Solar wind speeds calmed down a bit after their rather odd and jittery readings between 0600-0900 UTC yesterday, dropping below 300 KPS briefly around 1400 UTC before rising to 330 KPS by midnight UTC. It's currently in the 300-320 KPS range as of 1000 UTC. Particle Density has been on a slow but steady rise for most of the period, while Temperatures had a drop of a few hundred degrees Kelvin around 2200, with the line riding along 4000°K. The Phi Angle was busy, and not in a good way, destabilizing and shifting a number of times due to Bt/Bz polarity collisions. The KP-Index remained quite calm, not rising above KP-1 for the past few days, so that "glancing blow" from the CME that was expected must've missed or was so dispersed that it had no effect. The latter is doubtful, though, considering the weakness of our magnetic "shield". Magnetometer readings are a nominal sine wave, and both the Proton Flux and Electron Flux are also nominal, save a gap of several hours on the Electron Flux chart. They're all getting a bit glitchy (yes, that is a scientific term) up there. There was a (very) minor rise in X-Ray Flux production around 1400 UTC and then again around 0130 UTC, barely reaching Class B-1 levels. The background radiation has finally dipped into the upper Class A region for the first time in a while. We've got another "difference" between the two ENLIL spiral forecasts (one from SpaceWeatherNews, the other from NOAA).

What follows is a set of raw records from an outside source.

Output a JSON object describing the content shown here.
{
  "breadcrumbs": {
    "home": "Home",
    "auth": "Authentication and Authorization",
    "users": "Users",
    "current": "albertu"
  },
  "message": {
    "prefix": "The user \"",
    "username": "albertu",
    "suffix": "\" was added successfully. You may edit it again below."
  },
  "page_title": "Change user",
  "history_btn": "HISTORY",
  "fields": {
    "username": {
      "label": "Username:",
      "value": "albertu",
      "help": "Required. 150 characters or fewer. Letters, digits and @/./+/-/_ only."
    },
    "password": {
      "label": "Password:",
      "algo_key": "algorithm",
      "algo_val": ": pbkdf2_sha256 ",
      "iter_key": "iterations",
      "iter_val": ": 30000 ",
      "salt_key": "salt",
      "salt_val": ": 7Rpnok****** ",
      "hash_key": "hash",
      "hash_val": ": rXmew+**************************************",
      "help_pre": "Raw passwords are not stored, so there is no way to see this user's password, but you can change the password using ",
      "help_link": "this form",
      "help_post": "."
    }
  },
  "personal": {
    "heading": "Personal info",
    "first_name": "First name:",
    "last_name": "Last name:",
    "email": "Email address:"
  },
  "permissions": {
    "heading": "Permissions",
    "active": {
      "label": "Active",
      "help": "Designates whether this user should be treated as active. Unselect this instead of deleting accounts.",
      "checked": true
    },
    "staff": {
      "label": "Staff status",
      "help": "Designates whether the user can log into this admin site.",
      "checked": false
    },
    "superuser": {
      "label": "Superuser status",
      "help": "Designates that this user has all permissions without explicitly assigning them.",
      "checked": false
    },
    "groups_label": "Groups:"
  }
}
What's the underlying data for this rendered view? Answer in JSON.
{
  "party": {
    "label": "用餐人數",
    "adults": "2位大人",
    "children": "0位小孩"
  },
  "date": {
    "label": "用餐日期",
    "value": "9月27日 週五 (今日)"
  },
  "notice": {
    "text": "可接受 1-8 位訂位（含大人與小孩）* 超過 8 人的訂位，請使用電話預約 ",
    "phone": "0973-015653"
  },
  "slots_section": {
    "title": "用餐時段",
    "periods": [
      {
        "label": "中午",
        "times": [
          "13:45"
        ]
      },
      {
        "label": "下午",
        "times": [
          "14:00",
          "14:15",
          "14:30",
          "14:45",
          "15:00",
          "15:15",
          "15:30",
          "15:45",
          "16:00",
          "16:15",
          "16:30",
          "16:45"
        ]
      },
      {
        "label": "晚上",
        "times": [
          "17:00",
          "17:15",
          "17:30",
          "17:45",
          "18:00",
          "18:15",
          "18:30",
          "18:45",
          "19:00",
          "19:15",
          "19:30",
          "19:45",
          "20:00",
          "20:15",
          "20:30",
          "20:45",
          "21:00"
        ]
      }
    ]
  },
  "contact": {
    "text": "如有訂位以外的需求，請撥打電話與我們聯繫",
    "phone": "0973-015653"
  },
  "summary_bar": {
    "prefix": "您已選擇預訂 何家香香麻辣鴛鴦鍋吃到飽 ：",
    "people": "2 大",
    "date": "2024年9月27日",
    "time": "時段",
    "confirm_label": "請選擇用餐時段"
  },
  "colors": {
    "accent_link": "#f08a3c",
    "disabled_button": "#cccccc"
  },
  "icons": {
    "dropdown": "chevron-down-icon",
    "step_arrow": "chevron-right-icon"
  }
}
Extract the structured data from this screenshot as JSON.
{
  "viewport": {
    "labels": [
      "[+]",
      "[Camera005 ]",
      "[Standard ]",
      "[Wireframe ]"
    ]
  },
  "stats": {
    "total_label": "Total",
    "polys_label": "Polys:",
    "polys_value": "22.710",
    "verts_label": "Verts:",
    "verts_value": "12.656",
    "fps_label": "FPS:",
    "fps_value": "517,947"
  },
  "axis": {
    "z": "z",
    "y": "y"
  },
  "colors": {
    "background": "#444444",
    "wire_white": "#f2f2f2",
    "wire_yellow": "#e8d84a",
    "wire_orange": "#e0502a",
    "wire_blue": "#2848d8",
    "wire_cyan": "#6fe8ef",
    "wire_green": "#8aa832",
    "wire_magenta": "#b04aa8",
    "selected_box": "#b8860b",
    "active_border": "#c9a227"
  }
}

SWN is showing what appears to be a rather hefty CME headed directly for Earth with impact by the end of this week. NOAA, on the other hand, is showing... nothing. Hasn't updated in several days, and they generally only do a new GIF/video loop when something interesting happens. The LASCO C3 did show an ejection starting around 2300 UTC, and the video loops at 193, 131 and 304 do show a blowout from the large Southern sunspot group around 0200 UTC. The first one on LASCO seems to be an ejection from the Northwest (upper right) corner past the lim, so that one coincides with the video loops, but the potential CME at 0230 hasn't reached the LASCO C3 loop as yet. We'll have to wait and see.